Effect of charge structure on deep-hole cumulative blasting to improve coal seam permeability

The charge structure is an important aspect of deep-hole cumulative blasting, and its influence on the blasting effect cannot be ignored; a reasonable charge structure can improve the rate of explosive energy utilization, thereby improving the blasting effect. In the study of the mechanism of deep-hole cumulative blasting in coal seam, the concentric decoupled charge structure is extensively analyzed. However, in the field test, the centers of the explosive charge and blast hole are offset because of the effect of gravity.
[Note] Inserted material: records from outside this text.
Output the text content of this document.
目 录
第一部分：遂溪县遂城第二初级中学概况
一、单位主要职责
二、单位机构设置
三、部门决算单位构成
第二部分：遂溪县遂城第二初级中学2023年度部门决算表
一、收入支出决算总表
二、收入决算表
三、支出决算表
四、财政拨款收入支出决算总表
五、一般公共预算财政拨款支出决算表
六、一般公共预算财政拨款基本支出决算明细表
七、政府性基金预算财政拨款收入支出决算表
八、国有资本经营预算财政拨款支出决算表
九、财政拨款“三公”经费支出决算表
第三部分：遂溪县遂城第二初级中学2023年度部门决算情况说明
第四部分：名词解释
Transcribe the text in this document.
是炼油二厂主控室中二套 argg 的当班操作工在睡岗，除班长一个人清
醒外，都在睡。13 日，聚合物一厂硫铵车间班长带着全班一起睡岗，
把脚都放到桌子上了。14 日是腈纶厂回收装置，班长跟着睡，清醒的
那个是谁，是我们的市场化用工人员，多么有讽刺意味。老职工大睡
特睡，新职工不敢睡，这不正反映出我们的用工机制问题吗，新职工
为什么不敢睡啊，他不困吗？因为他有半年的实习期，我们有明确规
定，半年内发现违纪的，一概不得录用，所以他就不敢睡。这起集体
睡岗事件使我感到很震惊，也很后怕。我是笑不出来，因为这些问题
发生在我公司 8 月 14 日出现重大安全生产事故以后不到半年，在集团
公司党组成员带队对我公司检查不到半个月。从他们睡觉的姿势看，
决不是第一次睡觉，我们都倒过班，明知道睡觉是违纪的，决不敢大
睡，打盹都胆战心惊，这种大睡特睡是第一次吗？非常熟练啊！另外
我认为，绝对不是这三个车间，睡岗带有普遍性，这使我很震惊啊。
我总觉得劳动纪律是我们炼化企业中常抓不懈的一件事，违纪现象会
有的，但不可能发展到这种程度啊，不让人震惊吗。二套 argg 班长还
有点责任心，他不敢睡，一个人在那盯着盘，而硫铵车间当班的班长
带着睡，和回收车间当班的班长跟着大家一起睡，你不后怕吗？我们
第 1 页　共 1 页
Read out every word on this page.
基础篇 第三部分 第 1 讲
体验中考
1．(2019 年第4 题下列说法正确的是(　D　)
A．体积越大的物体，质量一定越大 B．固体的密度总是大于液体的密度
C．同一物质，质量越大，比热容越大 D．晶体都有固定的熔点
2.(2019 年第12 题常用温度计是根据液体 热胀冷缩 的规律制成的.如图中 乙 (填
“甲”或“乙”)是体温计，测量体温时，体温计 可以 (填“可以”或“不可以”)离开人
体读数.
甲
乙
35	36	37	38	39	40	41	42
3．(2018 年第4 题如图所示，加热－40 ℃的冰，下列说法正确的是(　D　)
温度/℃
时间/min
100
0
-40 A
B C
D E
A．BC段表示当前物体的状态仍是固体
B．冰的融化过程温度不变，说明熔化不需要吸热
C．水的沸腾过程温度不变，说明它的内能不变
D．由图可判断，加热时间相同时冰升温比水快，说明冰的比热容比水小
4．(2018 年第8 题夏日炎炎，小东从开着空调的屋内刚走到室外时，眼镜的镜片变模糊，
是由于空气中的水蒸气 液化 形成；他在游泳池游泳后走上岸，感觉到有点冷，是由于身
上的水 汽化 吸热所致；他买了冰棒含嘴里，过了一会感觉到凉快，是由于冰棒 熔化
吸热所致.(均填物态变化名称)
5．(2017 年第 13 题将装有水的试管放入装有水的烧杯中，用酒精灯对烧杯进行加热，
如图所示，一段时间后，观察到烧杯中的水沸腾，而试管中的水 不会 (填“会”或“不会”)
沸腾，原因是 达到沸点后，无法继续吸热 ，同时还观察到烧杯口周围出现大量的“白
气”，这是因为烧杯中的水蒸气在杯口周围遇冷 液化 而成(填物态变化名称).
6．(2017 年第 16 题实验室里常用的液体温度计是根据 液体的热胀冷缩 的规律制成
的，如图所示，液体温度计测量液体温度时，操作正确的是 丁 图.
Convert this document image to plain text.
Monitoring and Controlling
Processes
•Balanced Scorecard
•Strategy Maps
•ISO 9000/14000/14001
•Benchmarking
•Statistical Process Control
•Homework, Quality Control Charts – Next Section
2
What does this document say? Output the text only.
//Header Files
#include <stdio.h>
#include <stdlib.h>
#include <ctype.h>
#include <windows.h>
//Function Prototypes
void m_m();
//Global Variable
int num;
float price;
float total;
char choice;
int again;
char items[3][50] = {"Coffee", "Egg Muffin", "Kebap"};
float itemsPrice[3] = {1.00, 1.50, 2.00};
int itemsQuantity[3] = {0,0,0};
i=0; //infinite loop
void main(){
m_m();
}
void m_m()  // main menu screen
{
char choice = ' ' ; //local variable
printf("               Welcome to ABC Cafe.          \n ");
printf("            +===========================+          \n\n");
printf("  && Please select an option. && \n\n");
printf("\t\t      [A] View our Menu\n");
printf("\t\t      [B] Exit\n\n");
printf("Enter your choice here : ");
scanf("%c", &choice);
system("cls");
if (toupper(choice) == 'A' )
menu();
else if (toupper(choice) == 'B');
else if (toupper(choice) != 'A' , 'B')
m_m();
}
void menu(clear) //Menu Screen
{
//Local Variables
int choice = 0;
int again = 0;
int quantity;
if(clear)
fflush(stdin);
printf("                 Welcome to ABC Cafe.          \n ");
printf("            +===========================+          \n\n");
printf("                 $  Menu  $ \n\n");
Moreover, an eccentric decoupled charge structure is formed, which changes the decoupling coefficient around the blast hole and affects the blasting effect. This study focuses on the influence of the charge structure on improving coal seam permeability. The influence of the charge structure on the propagation characteristics of the explosion-induced stress wave and the partition of the explosion fracture was analyzed. A field experiment on coal seam deep-hole cumulative blasting was designed based on the gas geological conditions of the Ji group seam in Pingdingshan Coal Mine. Additionally, the influence of the charge structure on the horizontal and vertical directions of coal seam was discussed. Experimental results of deep-hole cumulative blasting in coal seam indicate that the charge structure has an influence on coal seam permeability. In the horizontal blasting area, the average increase in gas concentration is 52.78% after blasting. In the inspection holes located above and below the blast hole respectively, at a vertical distence of 1 m, after blasting, no blasting smoke escapes from the hole above the blast hole, but the blasting smoke escapes from the hole below the blast hole, which proves that the influence of the eccentric decoupled charge structure on coal seam below the blast hole is greater than that on coal seam above it. Moreover, the range of the fracture above the blast hole is smaller than that below the blast hole.